Donc, s’il avait voulu, il aurait pu très bien dire que l’article contesté ne
serait supprimé qu’à compter du 6 juin (par exemple, je prends une date
totalement au hasard). Je ne sais ce qui a motivé les juges constitutionnels,
mais l’on va entendre de fortes critiques à leur encontre.
De
plus, il semblerait qu’il y ait un conflit d’intérêt : Le demandeur
(c’est-à-dire la personne à l’origine de la QPC, Gérard Ducray) connaissait un
des membres du Conseil constitutionnel qui a participé à l’élaboration de la
décision (Jacques Barrot). Si tel est le cas, cela ne remettra pas en cause la
décision dans son aspect juridique, mais dans son aspect « moral »,
elle sera encore critiquée.
Enfin,
dernier point, on peut relever que le Conseil constitutionnel s’était déjà
prononcé sur le harcèlement moral, car la formule « agissements
répétés » témoigne elle aussi d’une imprécision. Pourtant, dans ce cas, il
n’y a pas vu d’entame au principe de la légalité des délits et des peines.

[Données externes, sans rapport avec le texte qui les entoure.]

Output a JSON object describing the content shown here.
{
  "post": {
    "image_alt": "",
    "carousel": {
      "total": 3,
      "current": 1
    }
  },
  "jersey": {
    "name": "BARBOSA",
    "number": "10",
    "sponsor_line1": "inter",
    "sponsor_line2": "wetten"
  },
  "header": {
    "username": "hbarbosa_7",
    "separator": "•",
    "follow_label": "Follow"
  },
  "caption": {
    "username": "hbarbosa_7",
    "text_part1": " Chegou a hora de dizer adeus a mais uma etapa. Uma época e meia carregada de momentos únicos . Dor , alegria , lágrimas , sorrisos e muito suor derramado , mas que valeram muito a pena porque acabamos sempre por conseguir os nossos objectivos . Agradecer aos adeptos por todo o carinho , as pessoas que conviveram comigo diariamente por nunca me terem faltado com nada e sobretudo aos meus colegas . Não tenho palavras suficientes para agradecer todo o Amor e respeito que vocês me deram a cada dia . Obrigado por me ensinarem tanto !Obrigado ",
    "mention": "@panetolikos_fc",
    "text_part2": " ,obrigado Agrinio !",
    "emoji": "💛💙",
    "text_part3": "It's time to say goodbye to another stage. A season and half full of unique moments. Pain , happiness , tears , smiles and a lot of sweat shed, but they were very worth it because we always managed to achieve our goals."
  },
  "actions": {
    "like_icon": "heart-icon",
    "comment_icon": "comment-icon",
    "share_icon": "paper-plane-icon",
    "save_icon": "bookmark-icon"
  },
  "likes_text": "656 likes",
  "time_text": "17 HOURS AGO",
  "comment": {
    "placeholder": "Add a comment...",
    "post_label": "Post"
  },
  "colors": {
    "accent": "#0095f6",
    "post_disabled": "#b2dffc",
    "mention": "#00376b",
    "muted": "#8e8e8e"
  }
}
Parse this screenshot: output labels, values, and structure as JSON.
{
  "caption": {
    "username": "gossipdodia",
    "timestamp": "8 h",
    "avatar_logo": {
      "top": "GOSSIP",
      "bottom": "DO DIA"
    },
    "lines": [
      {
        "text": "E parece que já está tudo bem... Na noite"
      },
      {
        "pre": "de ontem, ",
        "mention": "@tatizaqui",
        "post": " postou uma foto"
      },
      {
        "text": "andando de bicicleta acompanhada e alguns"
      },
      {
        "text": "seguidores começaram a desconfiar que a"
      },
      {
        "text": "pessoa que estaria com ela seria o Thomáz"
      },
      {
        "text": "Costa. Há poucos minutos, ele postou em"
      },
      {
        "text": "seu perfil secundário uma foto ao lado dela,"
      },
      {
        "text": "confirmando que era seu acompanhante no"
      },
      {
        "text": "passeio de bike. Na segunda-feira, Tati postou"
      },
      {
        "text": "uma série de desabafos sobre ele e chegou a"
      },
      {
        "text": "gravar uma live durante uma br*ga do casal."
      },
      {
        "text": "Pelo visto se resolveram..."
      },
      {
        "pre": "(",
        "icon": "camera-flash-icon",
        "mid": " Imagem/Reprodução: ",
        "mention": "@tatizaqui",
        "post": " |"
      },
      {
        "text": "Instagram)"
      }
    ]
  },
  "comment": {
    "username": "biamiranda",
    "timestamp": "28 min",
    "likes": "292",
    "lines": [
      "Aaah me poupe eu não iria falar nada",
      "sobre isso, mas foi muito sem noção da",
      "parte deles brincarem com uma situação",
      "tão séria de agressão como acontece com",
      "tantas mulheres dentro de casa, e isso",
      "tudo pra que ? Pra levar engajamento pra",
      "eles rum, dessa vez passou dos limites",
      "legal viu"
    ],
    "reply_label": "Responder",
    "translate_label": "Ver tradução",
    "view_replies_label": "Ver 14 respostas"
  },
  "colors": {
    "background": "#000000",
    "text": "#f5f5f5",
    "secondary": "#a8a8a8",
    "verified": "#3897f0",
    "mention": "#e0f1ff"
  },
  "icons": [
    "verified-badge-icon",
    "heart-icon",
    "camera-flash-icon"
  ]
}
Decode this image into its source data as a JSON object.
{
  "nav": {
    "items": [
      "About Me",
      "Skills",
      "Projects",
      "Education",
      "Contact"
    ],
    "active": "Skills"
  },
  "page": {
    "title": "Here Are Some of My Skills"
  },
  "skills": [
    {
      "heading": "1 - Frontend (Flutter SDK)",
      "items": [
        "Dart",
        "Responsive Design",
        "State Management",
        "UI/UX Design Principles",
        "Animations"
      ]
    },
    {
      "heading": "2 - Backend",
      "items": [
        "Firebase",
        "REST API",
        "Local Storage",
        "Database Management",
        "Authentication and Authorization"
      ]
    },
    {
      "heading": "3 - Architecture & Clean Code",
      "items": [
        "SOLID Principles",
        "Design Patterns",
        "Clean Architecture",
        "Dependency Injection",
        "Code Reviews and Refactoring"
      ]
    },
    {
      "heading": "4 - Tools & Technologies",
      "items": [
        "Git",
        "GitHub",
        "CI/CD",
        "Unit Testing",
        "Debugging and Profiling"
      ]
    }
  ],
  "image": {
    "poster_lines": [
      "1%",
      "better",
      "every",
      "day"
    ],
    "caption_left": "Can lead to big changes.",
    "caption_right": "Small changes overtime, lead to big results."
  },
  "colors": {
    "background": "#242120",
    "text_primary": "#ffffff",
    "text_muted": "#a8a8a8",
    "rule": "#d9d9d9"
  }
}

Beaucoup de questions subsistent donc ce qui a animé le Conseil constitutionnel.
Si parfois, son action est remarquable (notamment pour la garde à vue), là, il
a vraiment merdé.
Un immense merci à Clémence que j'ai été chercher sur Facebook et qui a super gentiment et hyper rapidement répondu à mes questions, alors qu'elle ne me connait ni d'Eve ni d'Adam.
Quelques articles sur le sujet :
5 contributions extrêmement pertinentes:
Merci grand merci à vous deux. Je suis rassurée en quelque sorte. Reste que «mon» harceleur agit aussi dans le cadre privé. Il faudra que ses victimes prennent patience ou lui collent un grand pain dans la tronche. Mais au boulot il reste sous le cadre d'une loi encore applicable.
C'est limpide!!!! Merci de ces précisions, je saurais contre quoi m'insurger maintenant!!! :-)
De rien, de rien !
Je voulais vraiment en savoir plus pour savoir, effectivement "contre quoi m'insurger".
Merci mille fois d'avoir éclairé ma lanterne !
Merci pour toutes ces réponses ! :)
Et je viens d'entendre à la radio qu'une femme victime de harcèlement sexuel doit porter plainte au commissariat et la police peu classer ça comme tentative d'agression sexuelle. Mais que le problème est pour les dossiers déjà sur le bureau d'un juge parce qu'une plainte ne peut pas être reclasser.